Lo he intentado, he intentado participar y dar mi punto de vista, aportar datos y razones, pero a la séptima interrupción te das cuenta de que realmente nadie quiere que expliques nada sino que reconozcas lo listos que son y la razón que tienen.
Es abrumador. ¿Cómo debatir con gente que posee conocimientos avanzados en ingeniería industrial, nutrición, fútbol, física cuántica y arte renacentista todo a la vez? Personas que sin ningún rubor son capaces de aleccionar sobre cualquier materia sin haber leído ni un miserable artículo en Wikipedia al respecto. Su poder de deducción es tal que son capaces de desgranar una rama del saber a partir de la etimología de su nombre, ciencia infusa y el contenido de los memes que reciben vía Whatsapp. Saben más que el médico en la consulta, más que el monitor en el gimnasio y más que el abogado en el juzgado, sin haber invertido un minuto de su vida en aprender sobre medicina, biomecánica o derecho. Solo cabe la rendición ante estos prodigiosos humanistas del siglo XXI.
Lo más divertido es que muchos de ellos ni siquiera se esfuerzan en argumentar y razonar. Apelan a una suerte de orden universal por el cual la realidad es tal y como ellos la describen y no puede ser alterada u observada desde otros puntos de vista. Es imposible debatir con estas personas porque no sostienen sus ideas con razones, sino con pura fe. La opinión se convierte en dogma. El que no comulga con ella es tachado de hereje y despojado, no del derecho a hablar, pero sí al de ser escuchado.
Apunte especial para esos señores mayores, que bien desde la cabecera de una mesa en Nochebuena, o bien desde su columna de opinión en uno de esos panfletos rancios en que han devenido algunos periódicos, aleccionan desde su atalaya de condescendencia a todo aquel que no llegue al medio siglo de edad porque qué sabremos los jóvenes de la vida. Viven en un eterno ad antiquitatem por el cual cuanto más viejo más cierto, y por tanto ellos están más próximos a la verdad de lo que tú podrás estarlo hasta que cumplas cincuenta años y la decepción talle una figura cínica a partir del mármol de tu idealismo. En cinco palabras: hasta que pienses como ellos.
Y después de setecientas palabras quejándome de las personas que hablan de todo y sin saber, de la gente incapaz de escuchar sin interrumpir, de aquellos que creen que sus afirmaciones son tan evidentes que ni siquiera es necesario razonarlas, llega mi confesión. Perdóneme lector, porque he pecado.

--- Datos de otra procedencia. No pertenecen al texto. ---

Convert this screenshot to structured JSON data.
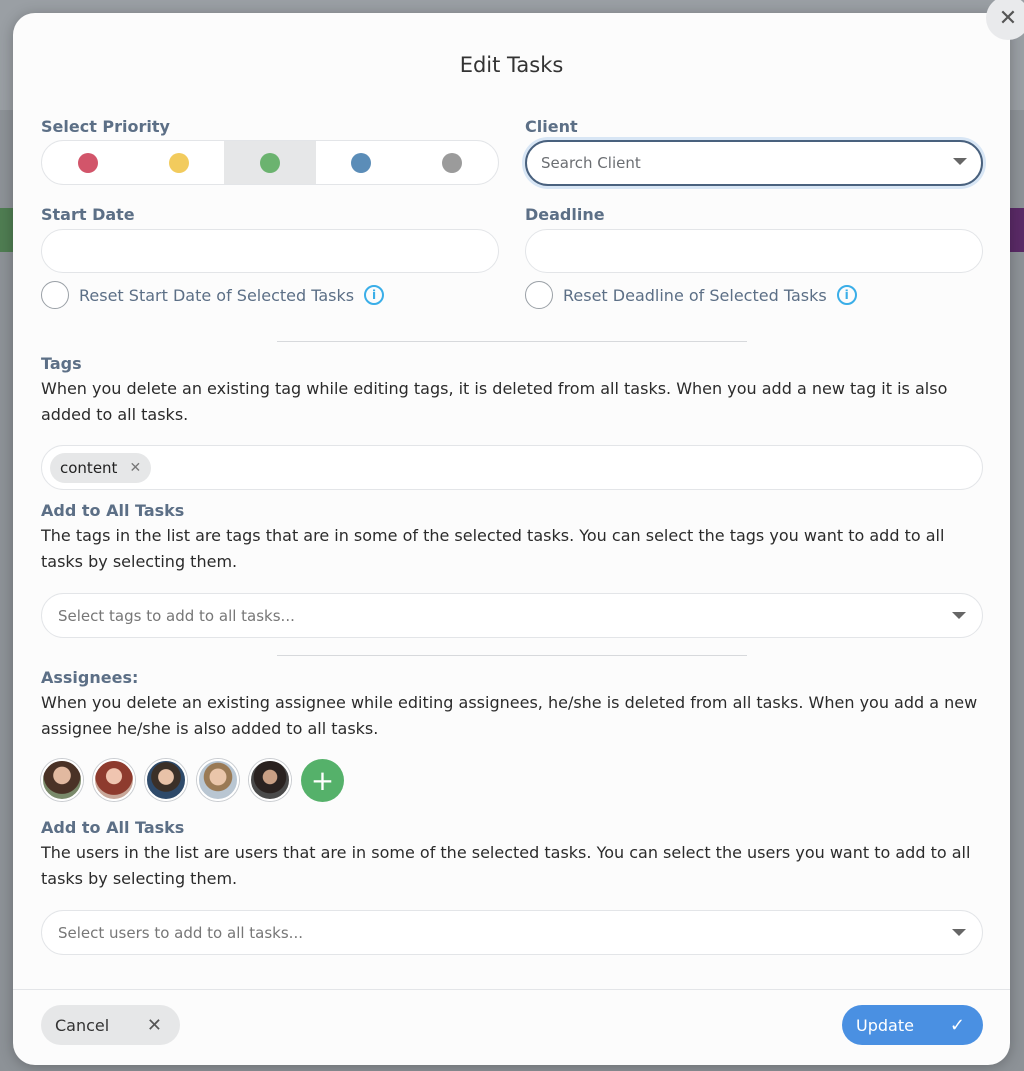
{
  "modal": {
    "title": "Edit Tasks",
    "close_icon": "close-icon"
  },
  "priority": {
    "label": "Select Priority",
    "options": [
      {
        "color": "#d2556a",
        "selected": false
      },
      {
        "color": "#f2cb5d",
        "selected": false
      },
      {
        "color": "#6bb36f",
        "selected": true
      },
      {
        "color": "#5b8db8",
        "selected": false
      },
      {
        "color": "#9b9b9b",
        "selected": false
      }
    ]
  },
  "client": {
    "label": "Client",
    "placeholder": "Search Client"
  },
  "start_date": {
    "label": "Start Date",
    "value": "",
    "reset_label": "Reset Start Date of Selected Tasks"
  },
  "deadline": {
    "label": "Deadline",
    "value": "",
    "reset_label": "Reset Deadline of Selected Tasks"
  },
  "tags": {
    "label": "Tags",
    "description": "When you delete an existing tag while editing tags, it is deleted from all tasks. When you add a new tag it is also added to all tasks.",
    "chips": [
      "content"
    ],
    "add_all_label": "Add to All Tasks",
    "add_all_description": "The tags in the list are tags that are in some of the selected tasks. You can select the tags you want to add to all tasks by selecting them.",
    "select_placeholder": "Select tags to add to all tasks..."
  },
  "assignees": {
    "label": "Assignees:",
    "description": "When you delete an existing assignee while editing assignees, he/she is deleted from all tasks. When you add a new assignee he/she is also added to all tasks.",
    "add_all_label": "Add to All Tasks",
    "add_all_description": "The users in the list are users that are in some of the selected tasks. You can select the users you want to add to all tasks by selecting them.",
    "select_placeholder": "Select users to add to all tasks..."
  },
  "footer": {
    "cancel_label": "Cancel",
    "update_label": "Update"
  },
  "colors": {
    "accent": "#4a90e2",
    "add_button": "#55b16a",
    "label_text": "#5c6f86"
  }
}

Aunque intento evitarlo, sé que he caído en la trampa más de una vez. Yo también he dejado que mi impotencia alzase la voz cuando mis argumentos se estrellaban contra el credo ideológico de la otra persona. Yo también he dejado que mis prejuicios descartasen las palabras del sujeto que tenía delante antes de que este abriese la boca. Porque a veces reconocer que la otra persona tiene razón es muy doloroso, más aún si esa persona te resulta especialmente desagradable, o si implica contradecir tus principios más profundos.
En mi caso siempre me ha costado rendirme ante toda idea que implique que los problemas no tienen solución, o que la realidad no puede cambiar a mejor. Sigo siendo un inconforme.
Si bien hubo un tiempo en que creía que la discusión y el debate podían ampliar puntos de vista y allanar el camino hacia soluciones y puntos de encuentro, la experiencia me dice que casi todas acaban en un punto muerto donde cada interlocutor se limita a repetir su eslogan. Porque en el fondo a mí, como a todas las personas que he descrito en este texto, me gusta discutir, pero sobre todo me encanta que me den la razón.